Creating native PDFs and PDF-like formats now involves more politics at the authoring application level. Microsoft has the convenience of a widely used platform, Adobe has the ubiquity as de facto standard, and OpenOffice has the state of Massachusetts. Creating a native PDF, or PDF-like format is now, in one sense, a matter of “moral??? choice: are you an Acrobat advocate, a loyal MS Office user, or an open source supporter?

OCR

You know it by its three letter acronym, you know what it does when it comes to converting scanned PDF files. Yet, as a software that literally recognizes and translates digitally imaged characters into character codes (ASCII or Unicode), OCR isn’t just for converting scanned PDFs.

OCR has been used for a wide range of data processing systems. It’s been used by the Standard Oil Company of California for credit card imprints for billing purposes. At the Ohio Bell Telephone Company, OCR was used for reading bill stubs. Even the United States Air Force used OCR for reading and transmitting typewritten messages.

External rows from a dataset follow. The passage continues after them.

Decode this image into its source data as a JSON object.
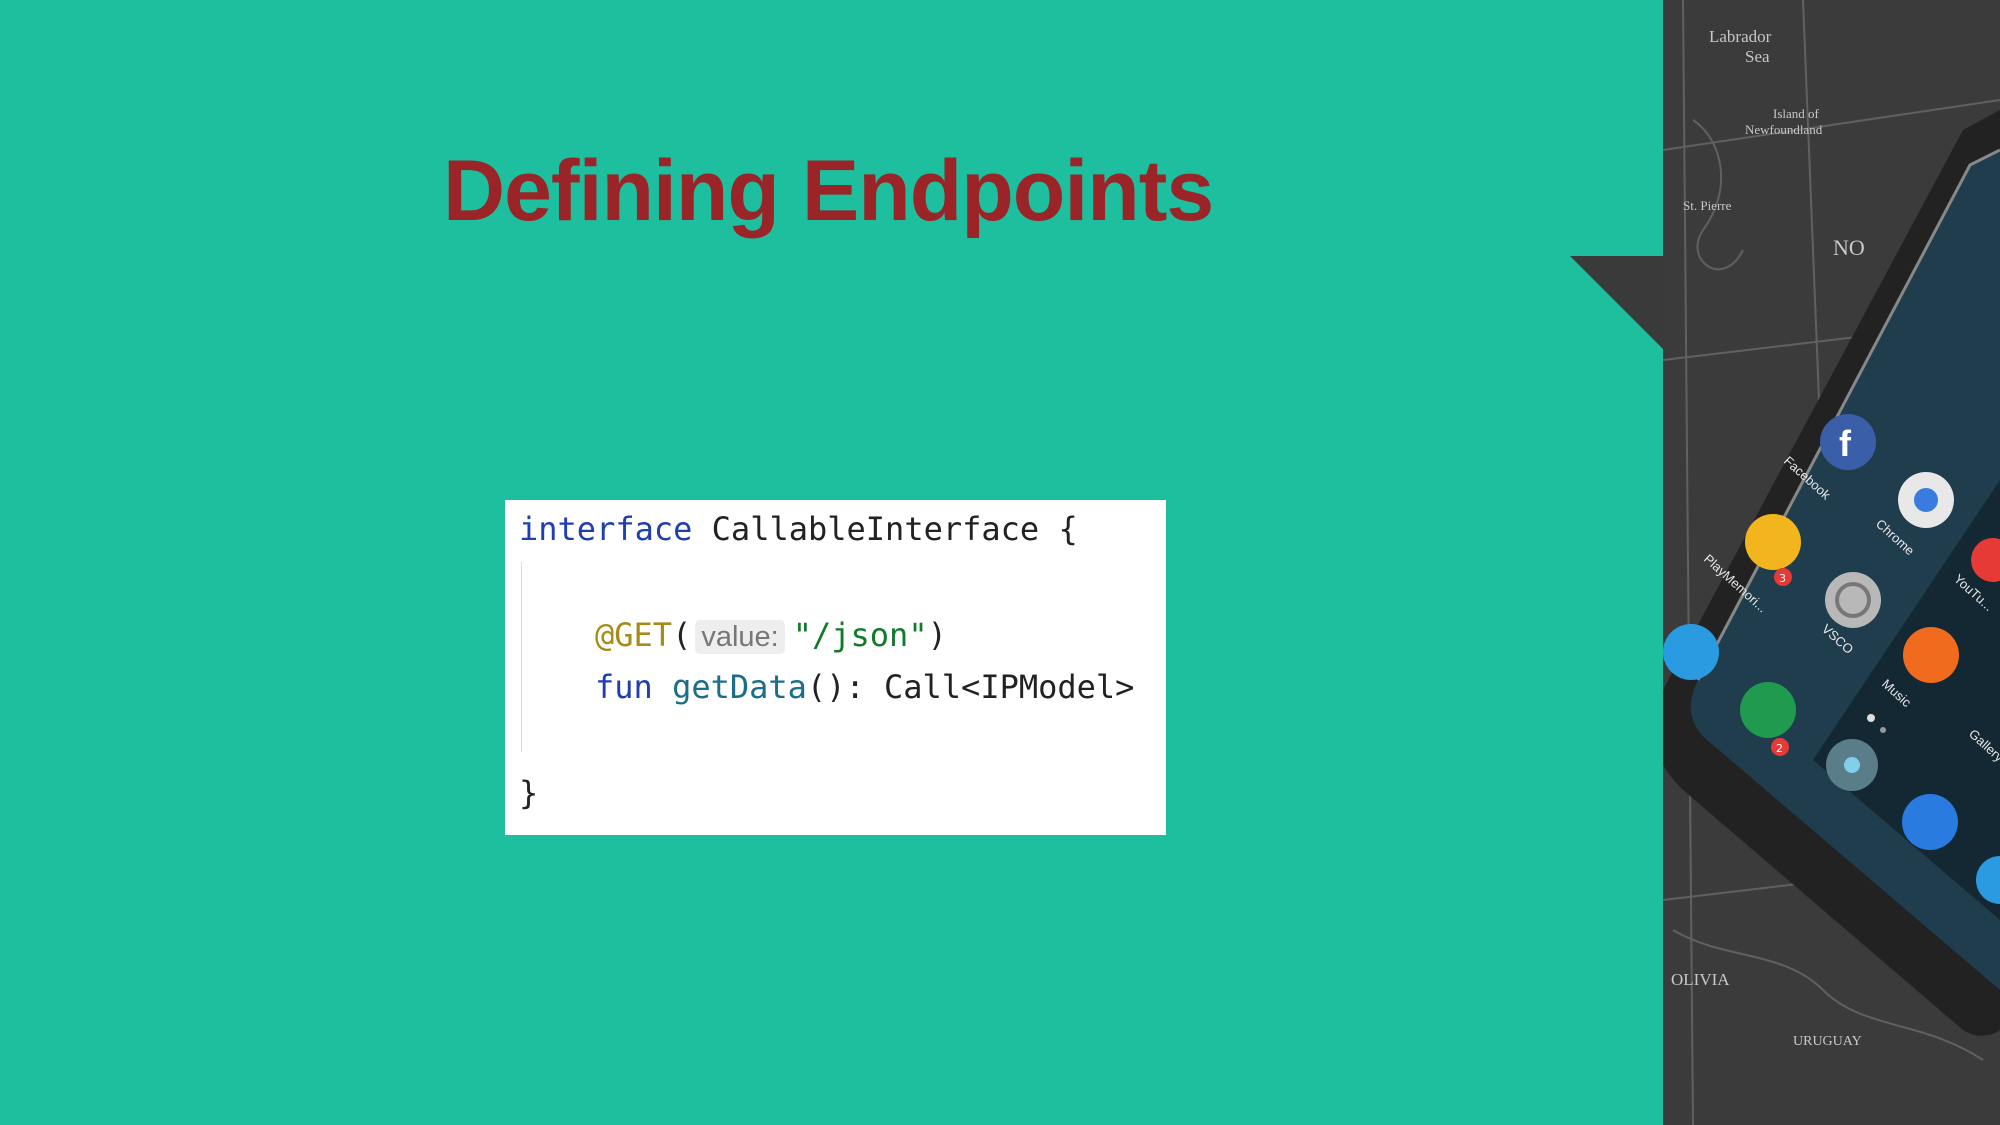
{
  "slide": {
    "title": "Defining Endpoints"
  },
  "code": {
    "line1_keyword": "interface",
    "line1_name": " CallableInterface {",
    "line3_annotation": "@GET",
    "line3_open": "(",
    "line3_hint": "value:",
    "line3_string": "\"/json\"",
    "line3_close": ")",
    "line4_keyword": "fun",
    "line4_function": "getData",
    "line4_rest": "(): Call<IPModel>",
    "line6_close": "}"
  },
  "decor": {
    "map_labels": [
      "Labrador",
      "Sea",
      "Island of",
      "Newfoundland",
      "St. Pierre",
      "NO",
      "OLIVIA",
      "URUGUAY"
    ],
    "app_labels": [
      "Facebook",
      "Chrome",
      "PlayMemori...",
      "VSCO",
      "YouTu...",
      "Music",
      "Gallery"
    ],
    "badges": [
      "3",
      "2"
    ]
  },
  "colors": {
    "background": "#1dbf9f",
    "title": "#9a2427",
    "code_keyword": "#1f3fb0",
    "code_annotation": "#a78b1a",
    "code_string": "#127a2b"
  }
}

Another big use for OCR technology is postal office work. The first use of OCR in Europe was by the British General Post Office for automating the mail sorting process. OCR scanners read the routing barcodes marked upon the envelopes that are based on corresponding postal codes, resulting in faster organization and shipment times. In 1965, the United States Postal Services adopted the method, followed by Canada Post in 1971.

Today, OCR is being further enhanced as a data input method ranging from simple text to digital scanning processes to sophisticated ICR (Intelligent Character Recognition), a more advanced version of OCR that recognizes hand printed documents.

Whether the PDF world is buzzing with long standing issues from the past or just slowly unfolding with new developments, the PDF world, can be an interesting place, indeed.